Measure Would Require Boost In Pay For Some Disabled Workers
As Northwest states debate whether to raise the minimum wage as high as $15 per hour, some adults with developmental disabilities continue to be paid as little as 25 cents per hour.
And they're getting paid with taxpayer dollars.
Like her colleagues, All Seasons employee Debra Wood has intellectual disabilities. And like all of the All Seasons employees I spoke with outside the City of McMinnville Water Reclamation Facility, she loves her job.
"We mow and blow and pull weeds and rake leaves and do litter control,” Wood said. “I pick up the pruning and they use the weed eater."
And like many of the others on the grounds crew, Wood gets paid less than minimum wage.
Shangri-La's employment services director, Teri Marsh, said the goal is for grounds crew employees to gain enough work experience that they can go on to another job with better pay.
"It happens fairly frequently,” she said.
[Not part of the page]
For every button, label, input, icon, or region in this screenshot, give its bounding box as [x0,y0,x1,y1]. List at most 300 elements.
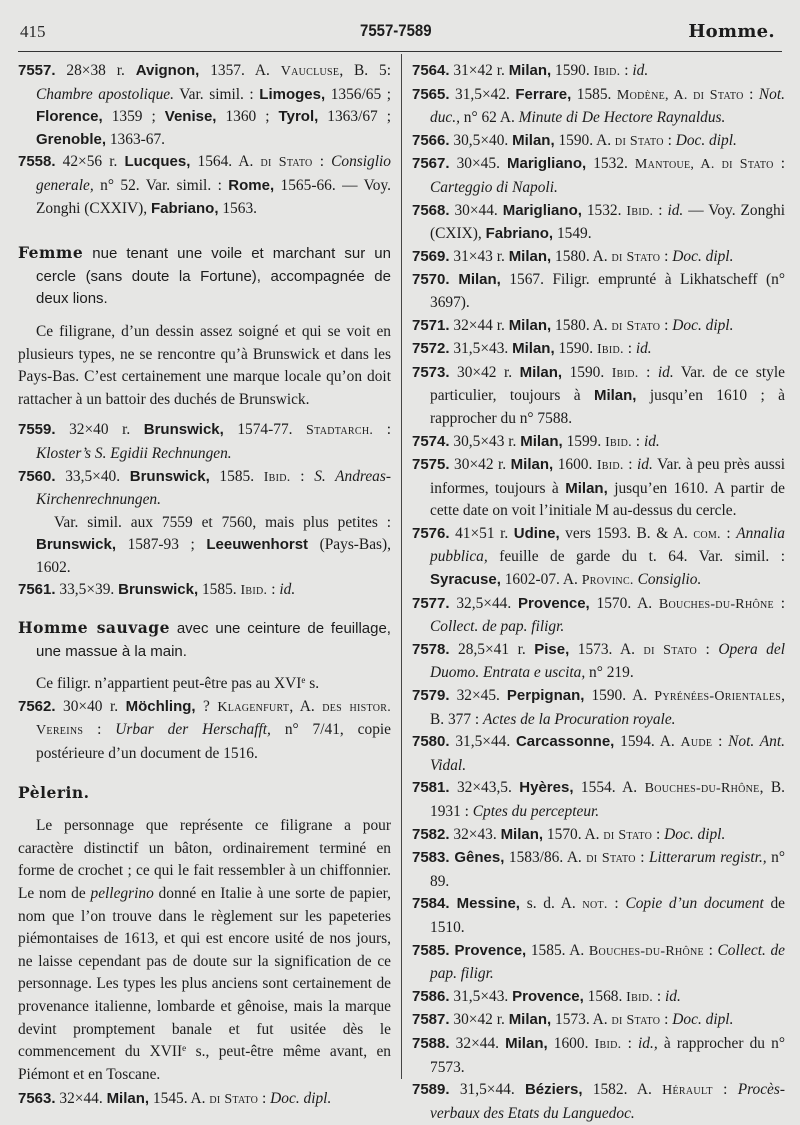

But while they're at Shangri-La, many of them work for less than $6 per hour. That's well below the Oregon minimum wage of $9.25. That's allowed by an exception to both federal and state minimum wage law. Marsh said it allows lower pay for disabled workers who can't perform at 100 percent productivity levels, as judged by industry standards.
"For our crew here, the average productivity I think is around 40, 45 percent,” she said. “So we have some people who make minimum wage, and we have some people who make less.”
‘Fair wages are important to everyone’
Shangri-La's contract with the City of McMinnville comes under a state program designed to steer certain government-paid work towards people with disabilities. It's not a large program. There are about 500 workers statewide who are paid sub-minimum wage through contracts from state and local agencies. Some make safety vests for ODOT. Others shred paper or sort mail.
But Democratic State Senator Sara Gelser thinks nobody should be paid under the minimum wage, especially when taxpayers are footing the bill.
"We're having a conversation about raising the minimum wage and talking about how fair wages are important to everyone,” Gelser said. “People with disabilities are Oregonians too and we absolutely can't leave them behind."
Gelser's bill would require non-profits that use disabled workers under government contracts to pay those workers at least minimum wage. But Gelser realizes that places like Shangri-La might not be able to foot the bill. So her measure would require the government agencies that pay for the contracts to also pay the higher wage.
"So it really is that legislature or the public body that is taking on that increased cost,” Gelser said. “We're not asking the non-profits to go out and raise a bunch of extra money.”
Higher wages, fewer jobs?
She said there's no reason why any disabled worker would lose their job as a result of the measure. But Marsh isn't convinced.
"While I believe that our public agencies believe in employment for all people, everybody's fighting for money right now,” she said.
And Marsh said it's ultimately a trade-off. The lower wage allows Shangri-La to take on more workers. There are about two dozen on the job in McMinnville.
But the low wage also means less money in the pockets of people like David Kent. He's been working for All Seasons Grounds Care for almost eight years. And he watches his money carefully.
"To save up for me and my spouse to do something together,”Kent said.
He wants to take his wife on vacation.
"Probably to the coast for a day or something,” he added.
But even if the measure does pass, it could be a few years before Kent sees a bigger paycheck. That's because existing contracts would be grandfathered in under the current law.